Hydrogen Energy Storage

The main components of a hydrogen energy storage system are an electrolyser, hydrogen storage and a fuel cell. The electrolyser uses energy in the form of electricity to split water into hydrogen and oxygen. The hydrogen can then be stored, commonly in gas cylinders. The fuel cell combines the stored hydrogen with oxygen to generate electric energy on demand, with water as a by product. As well these basic components, ancillary equipment such as water treatment, compression and power conversion are needed for the system to operate.

 Hydrogen energy storage can offer an effective solution for mitigating the variable power output associated with renewable power sources.  As the penetration of renewable power generation onto electricity networks increases, the need for a means to store energy increases. Hydrogen energy storage can provide a solution for long term energy storage on electricity networks. When used in combination with short term fast response storage such as battery storage, it can be suitable for a number of different applications encompassing a range of different storage timescales. In standalone systems, hydrogen can be generated during times of excess renewable power production, and utilised when demand for electricity exceeds that produced from the renewable source to ensure a constant supply of electricity.

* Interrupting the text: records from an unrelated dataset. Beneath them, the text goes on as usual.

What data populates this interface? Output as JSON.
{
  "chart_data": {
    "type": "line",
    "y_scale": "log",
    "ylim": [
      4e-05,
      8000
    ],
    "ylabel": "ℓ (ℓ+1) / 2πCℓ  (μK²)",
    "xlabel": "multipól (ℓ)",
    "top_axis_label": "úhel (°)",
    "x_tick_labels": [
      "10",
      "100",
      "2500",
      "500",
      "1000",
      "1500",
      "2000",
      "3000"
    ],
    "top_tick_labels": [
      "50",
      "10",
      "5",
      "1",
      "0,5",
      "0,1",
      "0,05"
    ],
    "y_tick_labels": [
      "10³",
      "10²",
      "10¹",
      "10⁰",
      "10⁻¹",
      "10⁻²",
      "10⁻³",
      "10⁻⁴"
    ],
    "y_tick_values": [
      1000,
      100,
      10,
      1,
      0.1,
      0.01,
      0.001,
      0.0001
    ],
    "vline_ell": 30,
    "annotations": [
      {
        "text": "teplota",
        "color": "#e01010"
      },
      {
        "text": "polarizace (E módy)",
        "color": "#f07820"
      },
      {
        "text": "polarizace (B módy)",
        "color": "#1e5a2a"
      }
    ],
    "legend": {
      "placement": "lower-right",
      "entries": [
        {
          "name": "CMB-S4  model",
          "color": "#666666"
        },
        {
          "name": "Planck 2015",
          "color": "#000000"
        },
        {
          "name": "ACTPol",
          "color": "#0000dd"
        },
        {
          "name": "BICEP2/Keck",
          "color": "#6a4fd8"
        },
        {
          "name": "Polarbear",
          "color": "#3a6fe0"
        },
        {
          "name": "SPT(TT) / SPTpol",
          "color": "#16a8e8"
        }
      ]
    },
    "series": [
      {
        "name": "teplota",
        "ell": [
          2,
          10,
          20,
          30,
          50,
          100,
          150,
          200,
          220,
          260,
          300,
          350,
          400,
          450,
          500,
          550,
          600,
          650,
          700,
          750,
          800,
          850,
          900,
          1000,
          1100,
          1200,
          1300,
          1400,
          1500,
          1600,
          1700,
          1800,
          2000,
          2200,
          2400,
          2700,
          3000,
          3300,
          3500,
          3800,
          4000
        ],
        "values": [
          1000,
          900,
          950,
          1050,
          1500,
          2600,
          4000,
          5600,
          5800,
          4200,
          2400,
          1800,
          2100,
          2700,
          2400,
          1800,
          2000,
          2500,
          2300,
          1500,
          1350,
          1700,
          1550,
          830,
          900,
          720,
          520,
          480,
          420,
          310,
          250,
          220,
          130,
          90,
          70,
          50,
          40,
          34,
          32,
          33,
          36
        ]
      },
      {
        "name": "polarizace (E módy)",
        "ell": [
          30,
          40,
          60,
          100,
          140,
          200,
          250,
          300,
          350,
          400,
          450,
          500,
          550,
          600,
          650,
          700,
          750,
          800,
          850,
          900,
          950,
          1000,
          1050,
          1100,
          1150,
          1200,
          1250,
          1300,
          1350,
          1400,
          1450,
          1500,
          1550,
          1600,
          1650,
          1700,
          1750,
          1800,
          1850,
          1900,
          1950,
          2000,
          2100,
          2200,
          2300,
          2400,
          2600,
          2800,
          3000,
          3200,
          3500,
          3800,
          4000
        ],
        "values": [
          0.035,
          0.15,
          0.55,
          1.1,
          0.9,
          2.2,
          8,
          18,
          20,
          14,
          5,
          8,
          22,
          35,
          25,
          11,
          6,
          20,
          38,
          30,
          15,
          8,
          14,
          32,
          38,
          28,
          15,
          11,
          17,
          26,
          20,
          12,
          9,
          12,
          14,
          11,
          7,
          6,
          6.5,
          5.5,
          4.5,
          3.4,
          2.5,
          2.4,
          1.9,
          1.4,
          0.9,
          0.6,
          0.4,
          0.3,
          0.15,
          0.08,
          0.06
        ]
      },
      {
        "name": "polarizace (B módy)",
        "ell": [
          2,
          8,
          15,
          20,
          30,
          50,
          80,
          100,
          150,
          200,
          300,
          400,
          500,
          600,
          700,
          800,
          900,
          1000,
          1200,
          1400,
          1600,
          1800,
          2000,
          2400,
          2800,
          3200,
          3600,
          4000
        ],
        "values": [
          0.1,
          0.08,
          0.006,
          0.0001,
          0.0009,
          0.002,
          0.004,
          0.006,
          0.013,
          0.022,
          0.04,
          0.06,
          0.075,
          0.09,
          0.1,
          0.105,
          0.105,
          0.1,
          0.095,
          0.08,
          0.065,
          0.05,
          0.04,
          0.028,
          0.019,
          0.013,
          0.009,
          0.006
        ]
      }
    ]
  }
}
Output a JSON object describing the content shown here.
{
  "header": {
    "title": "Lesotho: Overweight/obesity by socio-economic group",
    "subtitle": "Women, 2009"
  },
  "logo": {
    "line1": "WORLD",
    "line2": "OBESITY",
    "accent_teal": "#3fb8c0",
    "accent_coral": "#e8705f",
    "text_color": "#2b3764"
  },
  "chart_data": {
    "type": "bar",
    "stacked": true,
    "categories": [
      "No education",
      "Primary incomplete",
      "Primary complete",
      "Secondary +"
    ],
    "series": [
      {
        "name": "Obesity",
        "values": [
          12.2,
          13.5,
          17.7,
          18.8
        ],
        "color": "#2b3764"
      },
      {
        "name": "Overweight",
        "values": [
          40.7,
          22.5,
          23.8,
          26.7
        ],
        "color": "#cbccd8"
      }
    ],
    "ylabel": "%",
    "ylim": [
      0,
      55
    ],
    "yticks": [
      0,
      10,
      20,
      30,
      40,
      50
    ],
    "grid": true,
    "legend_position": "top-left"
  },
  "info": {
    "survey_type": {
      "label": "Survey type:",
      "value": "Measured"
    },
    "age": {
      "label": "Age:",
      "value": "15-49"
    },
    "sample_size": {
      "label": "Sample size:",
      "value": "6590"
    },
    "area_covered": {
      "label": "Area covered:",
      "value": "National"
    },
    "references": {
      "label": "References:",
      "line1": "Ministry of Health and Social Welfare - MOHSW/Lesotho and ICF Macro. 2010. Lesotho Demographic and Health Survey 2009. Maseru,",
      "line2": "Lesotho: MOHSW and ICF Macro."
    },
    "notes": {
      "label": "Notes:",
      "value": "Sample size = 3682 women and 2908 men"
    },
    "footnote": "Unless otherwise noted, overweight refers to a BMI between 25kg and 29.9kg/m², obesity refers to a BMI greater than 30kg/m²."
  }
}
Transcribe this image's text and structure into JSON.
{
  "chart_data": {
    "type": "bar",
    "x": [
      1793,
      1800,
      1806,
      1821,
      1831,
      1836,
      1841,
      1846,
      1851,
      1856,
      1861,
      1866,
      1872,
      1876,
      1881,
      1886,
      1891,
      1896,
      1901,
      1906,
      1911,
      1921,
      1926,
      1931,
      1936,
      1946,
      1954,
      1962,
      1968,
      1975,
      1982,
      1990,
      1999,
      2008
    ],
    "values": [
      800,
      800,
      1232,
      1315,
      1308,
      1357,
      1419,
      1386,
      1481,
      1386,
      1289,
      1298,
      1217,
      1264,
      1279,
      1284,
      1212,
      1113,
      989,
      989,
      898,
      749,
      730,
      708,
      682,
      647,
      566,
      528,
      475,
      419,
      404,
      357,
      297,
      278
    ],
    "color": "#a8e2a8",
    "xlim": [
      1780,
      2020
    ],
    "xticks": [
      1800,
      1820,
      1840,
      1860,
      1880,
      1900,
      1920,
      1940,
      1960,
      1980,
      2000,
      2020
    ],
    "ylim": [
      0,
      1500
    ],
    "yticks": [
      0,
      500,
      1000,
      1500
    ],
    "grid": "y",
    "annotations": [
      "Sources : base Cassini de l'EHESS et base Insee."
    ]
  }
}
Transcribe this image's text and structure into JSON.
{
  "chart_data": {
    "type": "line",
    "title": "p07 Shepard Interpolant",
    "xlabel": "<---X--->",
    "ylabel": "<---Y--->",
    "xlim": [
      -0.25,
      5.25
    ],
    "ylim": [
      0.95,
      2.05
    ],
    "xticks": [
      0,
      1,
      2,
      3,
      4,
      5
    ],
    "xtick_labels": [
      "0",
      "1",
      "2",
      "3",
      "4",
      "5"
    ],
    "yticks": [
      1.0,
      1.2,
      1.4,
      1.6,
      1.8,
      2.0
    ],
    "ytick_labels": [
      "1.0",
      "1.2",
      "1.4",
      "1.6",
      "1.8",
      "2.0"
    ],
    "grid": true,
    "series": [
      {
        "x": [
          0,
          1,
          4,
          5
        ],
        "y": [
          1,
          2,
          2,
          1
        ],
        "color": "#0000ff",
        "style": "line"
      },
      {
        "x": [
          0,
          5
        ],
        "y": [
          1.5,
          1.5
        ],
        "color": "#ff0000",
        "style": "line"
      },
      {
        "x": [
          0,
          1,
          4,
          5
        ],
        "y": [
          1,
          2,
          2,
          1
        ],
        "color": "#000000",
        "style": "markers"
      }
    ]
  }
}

 At the Baglan Hydrogen Centre, work is being undertaken to assess the operation of hydrogen storage systems under the variable conditions from renewable sources. Equipment installed at the Hydrogen Centre includes alkaline and PEM electrolysers, a PEM fuel cell, hydrogen storage cylinders and ancillary equipment.  The stored hydrogen can be also be used by a vehicle refuelling station located at the Baglan Hydrogen Centre. The operation of the system as a whole, as well the performance of electrolysers powered by solar PV and other renewable resources is being investigated.